Billson enters the ring and starts strongly, but soon fades, and looks certain to lose. At the last moment, he rallies spectacularly, and destroys his opponent. Corcoran goes home happy for his friend's success, but Ukridge arrives later bewailing cruel fate. The £200, it seems, was a bribe to throw the fight, which Billson had been on the verge of doing when his opponent stepped on his ingrowing toenail, enraging the big man and making him win the fight - which netted a mere £20.
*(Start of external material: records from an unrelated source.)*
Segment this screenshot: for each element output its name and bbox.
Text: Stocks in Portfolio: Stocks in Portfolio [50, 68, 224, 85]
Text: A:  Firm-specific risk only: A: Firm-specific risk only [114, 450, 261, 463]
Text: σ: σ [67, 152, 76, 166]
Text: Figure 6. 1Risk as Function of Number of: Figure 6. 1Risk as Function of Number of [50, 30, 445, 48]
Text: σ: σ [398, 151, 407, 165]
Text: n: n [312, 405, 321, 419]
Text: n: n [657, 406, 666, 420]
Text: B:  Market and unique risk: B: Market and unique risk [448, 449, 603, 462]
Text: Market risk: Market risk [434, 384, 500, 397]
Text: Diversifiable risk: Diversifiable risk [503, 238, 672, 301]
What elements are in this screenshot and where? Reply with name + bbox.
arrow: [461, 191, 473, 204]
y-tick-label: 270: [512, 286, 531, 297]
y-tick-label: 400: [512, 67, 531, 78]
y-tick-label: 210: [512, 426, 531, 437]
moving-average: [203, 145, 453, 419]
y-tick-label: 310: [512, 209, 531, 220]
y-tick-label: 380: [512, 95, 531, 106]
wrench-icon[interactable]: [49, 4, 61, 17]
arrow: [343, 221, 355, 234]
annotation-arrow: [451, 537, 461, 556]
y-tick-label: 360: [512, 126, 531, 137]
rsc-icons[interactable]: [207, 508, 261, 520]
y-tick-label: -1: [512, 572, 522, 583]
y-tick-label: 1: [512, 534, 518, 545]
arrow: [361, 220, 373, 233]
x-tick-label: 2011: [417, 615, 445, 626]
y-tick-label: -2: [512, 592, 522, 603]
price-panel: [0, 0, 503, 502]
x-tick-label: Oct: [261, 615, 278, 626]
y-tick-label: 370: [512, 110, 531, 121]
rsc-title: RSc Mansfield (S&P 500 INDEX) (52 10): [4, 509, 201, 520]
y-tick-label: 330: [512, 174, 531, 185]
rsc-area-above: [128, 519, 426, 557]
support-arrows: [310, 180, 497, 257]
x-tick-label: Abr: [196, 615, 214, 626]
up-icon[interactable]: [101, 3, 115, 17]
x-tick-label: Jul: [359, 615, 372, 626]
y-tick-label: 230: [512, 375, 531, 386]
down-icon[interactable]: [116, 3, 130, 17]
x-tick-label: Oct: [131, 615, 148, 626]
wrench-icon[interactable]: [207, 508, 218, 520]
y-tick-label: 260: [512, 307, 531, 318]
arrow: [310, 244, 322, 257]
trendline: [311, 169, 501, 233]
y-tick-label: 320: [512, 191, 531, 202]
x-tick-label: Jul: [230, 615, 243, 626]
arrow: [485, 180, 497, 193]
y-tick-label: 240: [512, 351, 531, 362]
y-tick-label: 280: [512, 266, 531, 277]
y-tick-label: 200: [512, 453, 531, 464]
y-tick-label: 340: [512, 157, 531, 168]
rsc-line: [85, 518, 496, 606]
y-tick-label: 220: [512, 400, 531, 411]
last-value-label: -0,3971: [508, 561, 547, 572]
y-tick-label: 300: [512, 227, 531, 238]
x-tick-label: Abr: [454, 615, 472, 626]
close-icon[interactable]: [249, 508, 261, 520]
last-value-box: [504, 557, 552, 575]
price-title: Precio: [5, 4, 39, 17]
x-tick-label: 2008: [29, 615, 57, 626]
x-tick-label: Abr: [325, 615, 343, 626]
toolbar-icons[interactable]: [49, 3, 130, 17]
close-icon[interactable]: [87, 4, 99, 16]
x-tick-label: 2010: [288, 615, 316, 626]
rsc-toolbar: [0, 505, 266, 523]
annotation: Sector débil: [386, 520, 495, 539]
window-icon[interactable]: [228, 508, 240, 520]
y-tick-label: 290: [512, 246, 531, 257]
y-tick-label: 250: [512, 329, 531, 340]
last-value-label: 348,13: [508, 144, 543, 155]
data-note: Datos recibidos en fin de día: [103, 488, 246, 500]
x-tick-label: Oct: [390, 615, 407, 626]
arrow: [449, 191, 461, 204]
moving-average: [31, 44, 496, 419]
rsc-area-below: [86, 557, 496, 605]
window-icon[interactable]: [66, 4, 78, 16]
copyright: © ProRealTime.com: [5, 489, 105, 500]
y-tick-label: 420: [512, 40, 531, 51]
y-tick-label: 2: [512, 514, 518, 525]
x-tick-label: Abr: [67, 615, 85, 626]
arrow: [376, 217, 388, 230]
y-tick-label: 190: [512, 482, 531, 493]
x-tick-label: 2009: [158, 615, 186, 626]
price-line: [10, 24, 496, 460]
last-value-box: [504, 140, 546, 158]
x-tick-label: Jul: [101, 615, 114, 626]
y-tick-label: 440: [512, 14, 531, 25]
Billson was introduced in "The Debut of Battling Billson", and would return in several other Ukridge stories.

==Main characters==
- Stanley Featherstonehaugh Ukridge, the irrepressible entrepreneur
- James Corcoran, Ukridge's writer friend
- "Battling" Billson, a boxer sometimes managed by Ukridge
  - Flossie, Billson's girl, a barmaid
    - Flossie's mother, an awful woman from the North
    - Cecil, Flossie's brother, a ghoulish child

==Publication history==

"The Return of Battling Billson" was illustrated by T. D. Skidmore in Cosmopolitan. It was illustrated by Reginald Cleaver in The Strand Magazine.

The story was included in the collection The World of Ukridge, published in October 1975 by Barrie & Jenkins.

==Adaptations==

Characters from the story appeared in an episode of The World of Wodehouse, "The Debut Of Battling Billson", which aired in July 1968. The cast included Anton Rodgers as Ukridge, Julian Holloway as Corky, Dickie Owen as Battling Billson, Pamela Cundell as Flossie Burns, Julie May as Mrs Burns, and Roland Pickering as Cecil.

The story was adapted into the fifth episode of the 1992–1993 Ukridge radio series. Adapted by Julian Dutton, the episode was also titled "The Return Of Battling Billson". It starred Griff Rhys Jones as Ukridge and Robert Bathurst as Corky, with Adam Godley as Tupper and Cecil, Simon Godley as Beamish, and Dougal Lee as Bowles and Billson. Other roles were voiced by Rebecca Front and Julian Dutton.